Avevo avuto difficoltà respiratorie e giramenti ditesta durante la gravidanza. Fortunatamente non ci furono complicazioni. Nel Maryland, invece, il figlio 14enne di mio fratello diventava improvvisamente blu sul campo di basket. Mio fratello immediatamente ripensò a nostra sorella che si accasciava tra le braccia di nostro padre e prese subito provvedimenti. Fu allora che trovammo un medico che conosceva l’HHT: il Dottor Robert I. White JR. dell’Universita? di Yale. Il Dottor White si era appassionato all’HHT mentre era alla Johns Hopkins University nei primi anni 70. Aveva creato una procedura non chirurgica chiamata embolizzazione per trattare le MAV polmonari e questo metodo ha salvato la vita di migliaia di pazienti HHT. Si scoprì che mio nipote aveva bassi livelli di ossigeno a causa di molte MAV polmonari di grosse dimensioni e fu trattato con successo con l’embolizzazione. Esaminando i miei documenti medici il Dottor White riconobbe due MAV nei polmoni, non rilevate da altri medici e ha embolizzato anche queste.
Ora la mia famiglia viene seguita attentamente ogni 3-5 anni; capiamo ora quanto il monitoraggio sia importante per i pazienti con HHT. Il dottor White continua a visitare infiniti numeri di pazienti con HHT che hanno subito diagnosi sbagliate e i suoi colleghi citano spesso una sua affermazione: La Storia Famigliare e? uno degli aspetti più importanti dell’assistenza medica nell’HHT. Ed ha ragione. Se una storia famigliare viene ben studiata si può notare che epistassi, emorragie polmonari, morti in adolescenza, sanguinamenti gastrointestinali, ictus, ascessi cerebrali ed emicranie, nelle varie generazioni, sono molto di più di una coincidenza.
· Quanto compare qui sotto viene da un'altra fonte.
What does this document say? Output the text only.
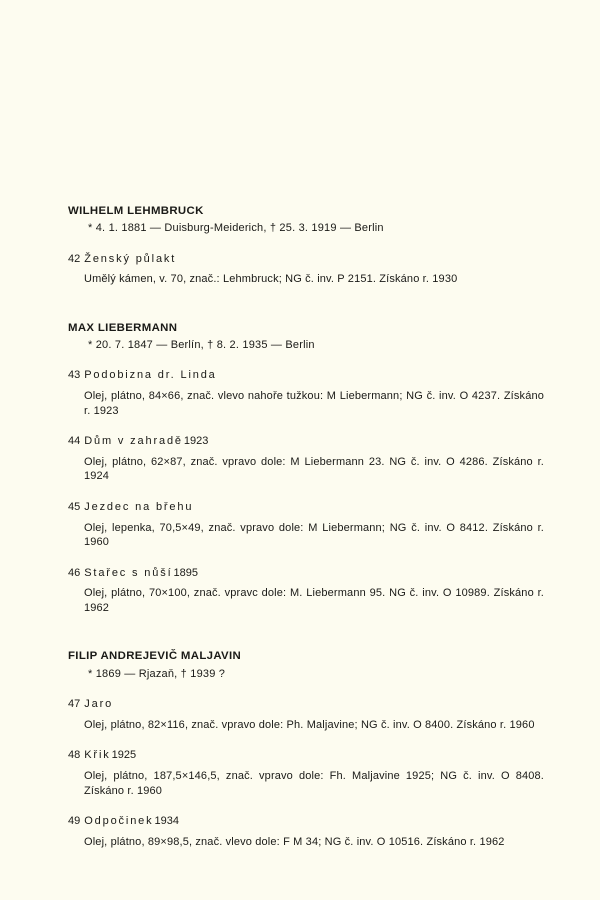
WILHELM LEHMBRUCK
* 4. 1. 1881 — Duisburg-Meiderich, † 25. 3. 1919 — Berlin
42 Ženský půlakt
Umělý kámen, v. 70, znač.: Lehmbruck; NG č. inv. P 2151. Získáno r. 1930
MAX LIEBERMANN
* 20. 7. 1847 — Berlín, † 8. 2. 1935 — Berlin
43 Podobizna dr. Linda
Olej, plátno, 84×66, znač. vlevo nahoře tužkou: M Liebermann; NG č. inv. O 4237. Získáno r. 1923
44 Dům v zahradě1923
Olej, plátno, 62×87, znač. vpravo dole: M Liebermann 23. NG č. inv. O 4286. Získáno r. 1924
45 Jezdec na břehu
Olej, lepenka, 70,5×49, znač. vpravo dole: M Liebermann; NG č. inv. O 8412. Získáno r. 1960
46 Stařec s nůší1895
Olej, plátno, 70×100, znač. vpravc dole: M. Liebermann 95. NG č. inv. O 10989. Získáno r. 1962
FILIP ANDREJEVIČ MALJAVIN
* 1869 — Rjazaň, † 1939 ?
47 Jaro
Olej, plátno, 82×116, znač. vpravo dole: Ph. Maljavine; NG č. inv. O 8400. Získáno r. 1960
48 Křik1925
Olej, plátno, 187,5×146,5, znač. vpravo dole: Fh. Maljavine 1925; NG č. inv. O 8408. Získáno r. 1960
49 Odpočinek1934
Olej, plátno, 89×98,5, znač. vlevo dole: F M 34; NG č. inv. O 10516. Získáno r. 1962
Se ce ne fossimo accorti prima avremmo prevenuto morte e disabilità nella mia famiglia e tutta la sofferenza per la perdita delle persone tanto amate. Se solo tutti i punti fossero stati uniti prima nel mio caso famigliare, avrei potuto passare una vita con una sorella che invece non ho potuto neppure conoscere. Forse non avrei il ricordo di una madre soltanto scossa da tanto dolore.
E’ questa consapevolezza, di sapere quante volte non viene diagnosticata l’HHT e come si possa prevenire tutto il dolore che porta, che mi ha spinto a lavorare nella Fondazione Internazionale HHT negli ultimi dieci anni, prima nel direttivo ed ora come Direttore Esecutivo. Sento forte la motivazione di raggiungere tutte le famiglie possibili ed occuparmi delle loro necessità così che nessun altro bambino debba perdere un fratello e nessun genitore un figlio, se quella perdita può essere evitata. Gli obiettivi della Fondazione sono: diagnosi tempestive, miglioramento del trattamento in modo che un infinità di bambini in tutto il mondo, inclusi i miei, possano vivere vite lunghe e produttive, liberi da morti inutili, disabilità e dolore.”